Pakar budaya Hikmat Darmawan menyebut bahwa awal mula kemunculan cosplay berhubungan erat dengan pertumbuhan budaya populer di Jepang.
Hal itu berkaitan dengan perkembangan ekonomi konsumsi di Jepang setelah Perang Dunia II.
Ekonomi konsumsi, menurutnya, menjadi satu-satunya pilihan bagi Jepang yang telah kalah perang.
Mereka tidak bisa melanjutkan ekonomi berbasis militer yang sebelumnya menjadi salah satu kekuatan dominan dari Jepang, misalnya industri senjata, besi, dan sebagainya.
“Fokusnya beralih ke konsumsi. Ada manufaktur benda-benda konsumsi, tapi yang tidak dilupakan adalah tentu saja industri hiburan,” ujarnya kepada Ohayo Jepang, Jumat (23/5/2025).
Pada masa itu, industri hiburan seperti manga dan anime mulai berkembang seiring dengan kebutuhan masyarakat Jepang pada era 1950-an yang masih menghadapi dampak psikologis akibat kekalahan perang.
Kehadiran industri ini menjadi sarana bagi generasi muda untuk mencari makna dan identitas diri.
Ia menyoroti mangaka yang dianggap sebagai pionir, seperti Osamu Tezuka, telah berperan besar dalam menghidupkan manga dan kisah anime. Karya-karyanya, seperti Astro Boy, ditujukan untuk menghibur anak-anak Jepang pasca-perang.

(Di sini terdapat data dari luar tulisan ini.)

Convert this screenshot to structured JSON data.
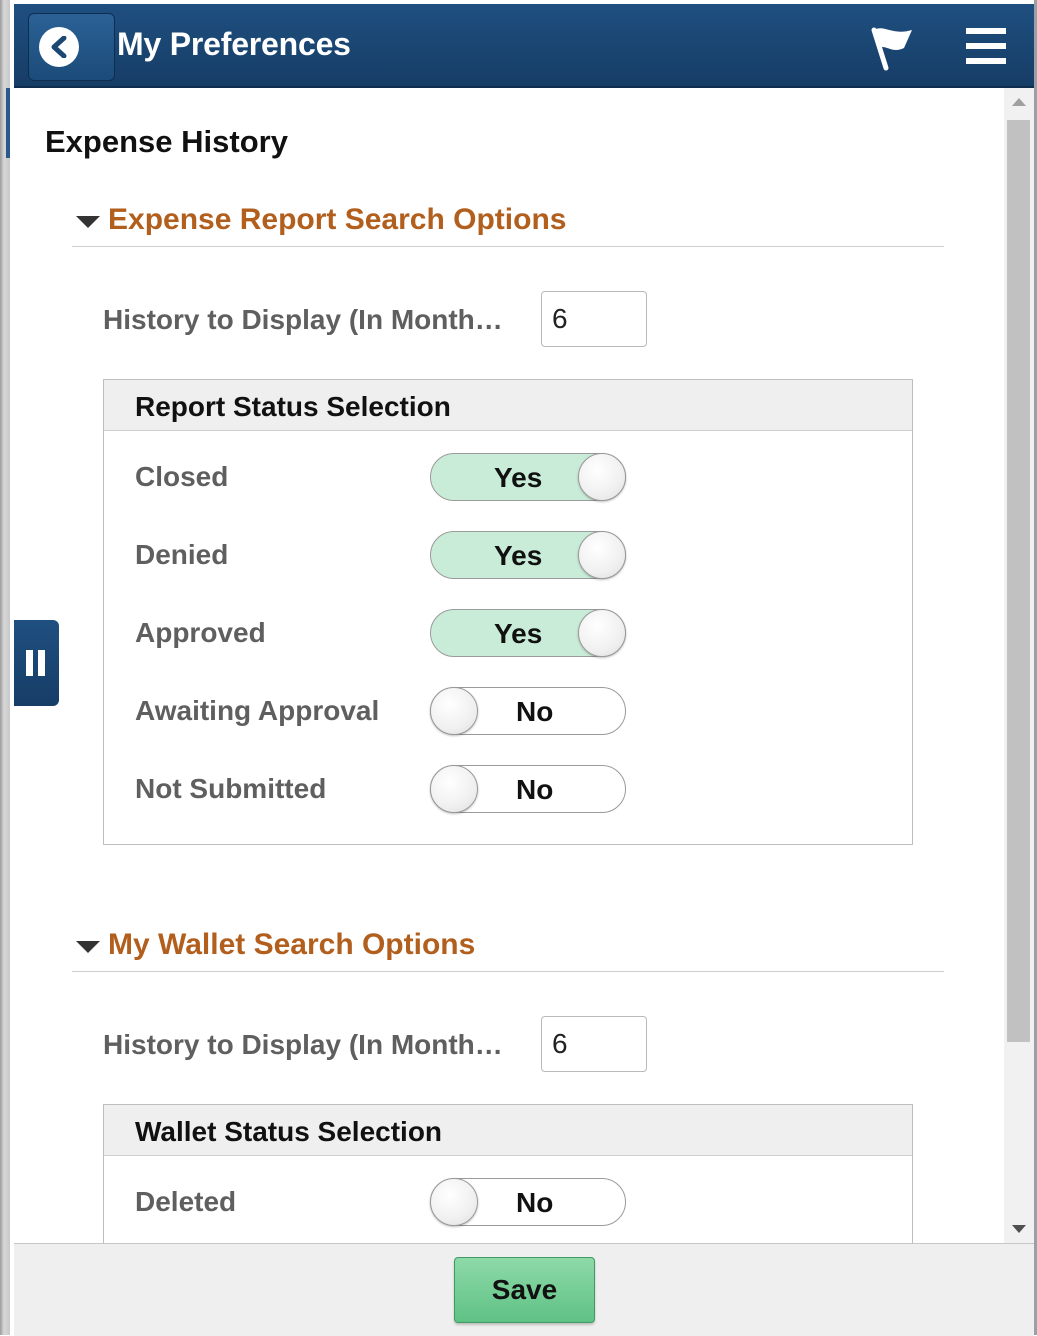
{
  "header": {
    "title": "My Preferences",
    "back_icon": "chevron-left-icon",
    "flag_icon": "flag-icon",
    "menu_icon": "hamburger-menu-icon"
  },
  "page": {
    "title": "Expense History"
  },
  "expense_section": {
    "title": "Expense Report Search Options",
    "history_label": "History to Display (In Month…",
    "history_value": "6",
    "group_title": "Report Status Selection",
    "statuses": [
      {
        "label": "Closed",
        "state": "Yes",
        "on": true
      },
      {
        "label": "Denied",
        "state": "Yes",
        "on": true
      },
      {
        "label": "Approved",
        "state": "Yes",
        "on": true
      },
      {
        "label": "Awaiting Approval",
        "state": "No",
        "on": false
      },
      {
        "label": "Not Submitted",
        "state": "No",
        "on": false
      }
    ]
  },
  "wallet_section": {
    "title": "My Wallet Search Options",
    "history_label": "History to Display (In Month…",
    "history_value": "6",
    "group_title": "Wallet Status Selection",
    "statuses": [
      {
        "label": "Deleted",
        "state": "No",
        "on": false
      }
    ]
  },
  "footer": {
    "save_label": "Save"
  },
  "colors": {
    "header_bg": "#1c4772",
    "section_title": "#b25f1e",
    "toggle_on": "#c9ecd8",
    "save_button": "#6fcb90"
  }
}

“Untuk bisa mendampingi, menghibur, memberi penghiburan, dan memberi makna terhadap kehancuran yang disaksikan selama perang,” ungkapnya menjelaskan tujuan Tezuka menghidupkan industri hiburan lewat manga.
Setelah masa fundamental kehadiran manga pasca perang, Hikmat menjelaskan bahwa pada tahun 1970-an, kehadiran budaya cosplay mulai muncul.
“Tahun 1970-an mulai ada budaya cosplay. Jadi intinya meniru-niru pakaian atau kostum dari tokoh-tokoh komik dan anime,” tuturnya.
Baca juga:
Kemudian pada 1990-an, popularitas manga dan anime mulai mencuri perhatian dunia, bahkan memunculkan budaya otaku bersamaan dengan cosplay yang semakin dikenal.
Anime seperti City Hunter bahkan bisa menarik audiens internasional hingga ke benua Amerika dan Eropa.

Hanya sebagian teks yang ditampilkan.